Bone marrow norepinephrine mediates development of functionally different macrophages after thermal injury and sepsis
- PMID: 15213629
- PMCID: PMC1356385
- DOI: 10.1097/01.sla.0000130724.84914.d6
Bone marrow norepinephrine mediates development of functionally different macrophages after thermal injury and sepsis
Abstract
Objective: We sought to determine the influence of thermal (burn) injury with sepsis and norepinephrine on the clonogenic potential and functional cytokine response to lipopolysaccharide (LPS) stimulation in nonmyeloid committed (CD117) and myeloid committed (ER-MP12) bone marrow progenitor cells.
Summary and background data: We have previously demonstrated that norepinephrine stimulated myelopoiesis after burn injury and sepsis, but the site of this stimulation in monocyte development is unknown. In the present study the influence of norepinephrine on the developmental hierarchy of bone marrow cells after thermal injury and sepsis was determined by assessing the clonogenic potential and LPS-stimulated cytokine responses of mature macrophages derived from CD117 and ER-MP12 bone marrow progenitor cells.
Methods: Tissue and bone marrow norepinephrine content was ablated by chemical sympathectomy with 6-hydroxydopamine treatment. CD117 and ER-MP12 bone marrow cells were isolated using antibody-linked magnetic microbeads. Clonogenic potential in response to colony-stimulating factors was determined. Both progenitor cell types were differentiated to mature macrophages in vitro and tumor necrosis factor (TNF)-alpha and interleukin (IL)-6 cytokine responses to LPS provocation were determined.
Results: The macrophage- and granulocyte-macrophage colony-stimulating factor responsive clonogenic potential was increased with burn sepsis, suggesting an expansion of both progenitor populations. Such increases were greatly reduced with prior depletion of norepinephrine. TNF-alpha and IL-6 cytokine responses to LPS were markedly influenced by the specific progenitor cells involved as well as the injury conditions and the status of norepinephrine prior to injury. In burn sepsis the depletion of norepinephrine resulted in a dramatic decrease in both IL-6 and TNF-alpha production by both progenitor-derived macrophages.

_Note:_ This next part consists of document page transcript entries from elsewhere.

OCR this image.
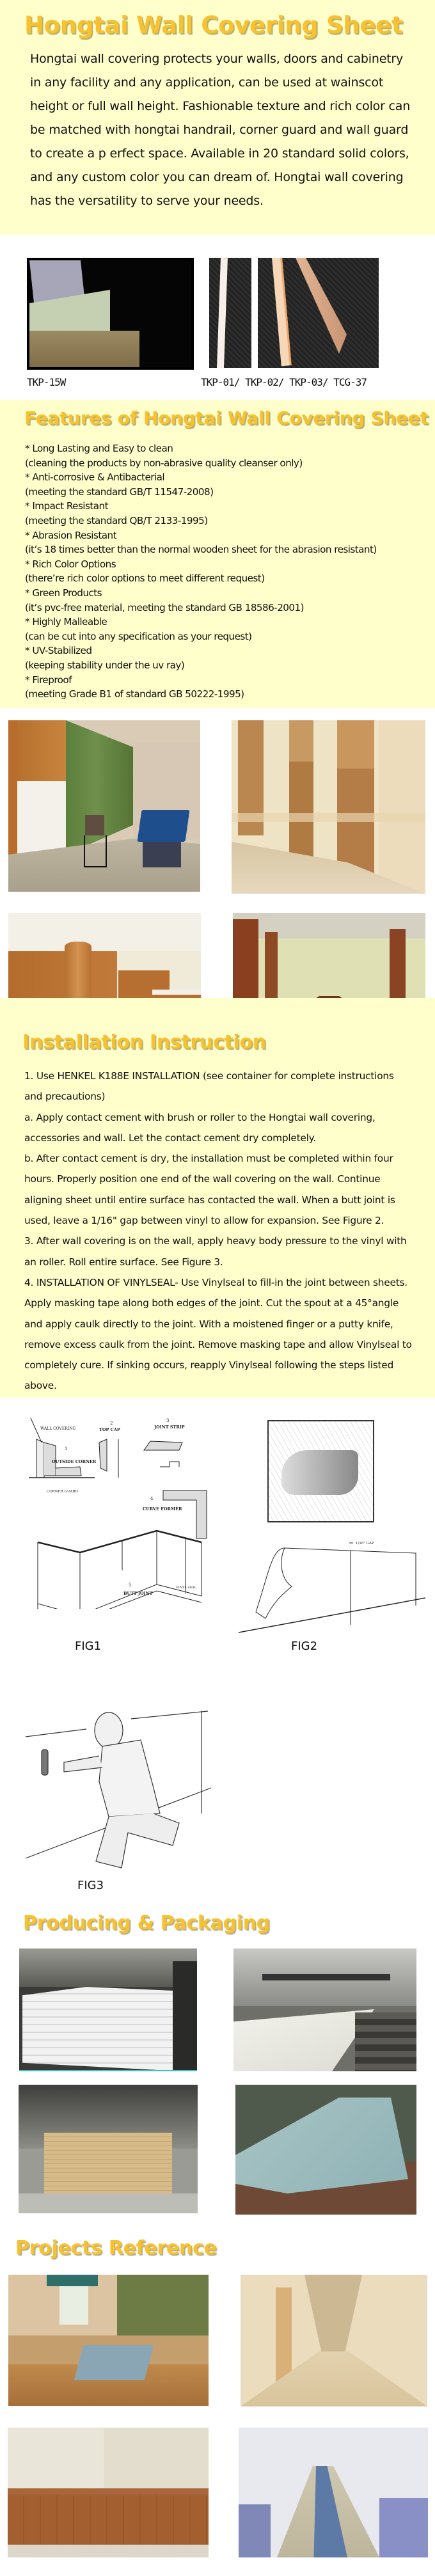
Hongtai Wall Covering Sheet

Hongtai wall covering protects your walls, doors and cabinetry in any facility and any application, can be used at wainscot height or full wall height. Fashionable texture and rich color can be matched with hongtai handrail, corner guard and wall guard to create a p erfect space. Available in 20 standard solid colors, and any custom color you can dream of. Hongtai wall covering has the versatility to serve your needs.

TKP-15W	TKP-01/ TKP-02/ TKP-03/ TCG-37
Features of Hongtai Wall Covering Sheet

* Long Lasting and Easy to clean

(cleaning the products by non-abrasive quality cleanser only)

* Anti-corrosive & Antibacterial

(meeting the standard GB/T 11547-2008)

* Impact Resistant

(meeting the standard QB/T 2133-1995)

* Abrasion Resistant

(it’s 18 times better than the normal wooden sheet for the abrasion resistant)

* Rich Color Options

(there’re rich color options to meet different request)

* Green Products

(it’s pvc-free material, meeting the standard GB 18586-2001)

* Highly Malleable

(can be cut into any specification as your request)

* UV-Stabilized

(keeping stability under the uv ray)

* Fireproof

(meeting Grade B1 of standard GB 50222-1995)

Installation Instruction

1. Use HENKEL K188E INSTALLATION (see container for complete instructions and precautions)

a. Apply contact cement with brush or roller to the Hongtai wall covering, accessories and wall. Let the contact cement dry completely.

b. After contact cement is dry, the installation must be completed within four hours. Properly position one end of the wall covering on the wall. Continue aligning sheet until entire surface has contacted the wall. When a butt joint is used, leave a 1/16" gap between vinyl to allow for expansion. See Figure 2.

3. After wall covering is on the wall, apply heavy body pressure to the vinyl with an roller. Roll entire surface. See Figure 3.

4. INSTALLATION OF VINYLSEAL- Use Vinylseal to fill-in the joint between sheets. Apply masking tape along both edges of the joint. Cut the spout at a 45°angle and apply caulk directly to the joint. With a moistened finger or a putty knife, remove excess caulk from the joint. Remove masking tape and allow Vinylseal to completely cure. If sinking occurs, reapply Vinylseal following the steps listed above.

WALL COVERING
1
OUTSIDE CORNER
CORNER GUARD
2
TOP CAP
3
JOINT STRIP
4
CURVE FORMER
5
BUTT JOINT
VINYL SEAL
FIG1
1/16" GAP
FIG2
FIG3
Producing & Packaging
Projects Reference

Conclusions: Depletion of norepinephrine attenuated burn and burn sepsis-induced bone marrow progenitor clonal growth in response to macrophage- and granulocyte-macrophage colony-stimulating factor. Functional phenotypes of bone marrow progenitor-derived macrophages are greatly influenced by norepinephrine and the milieu created by thermal injury and sepsis.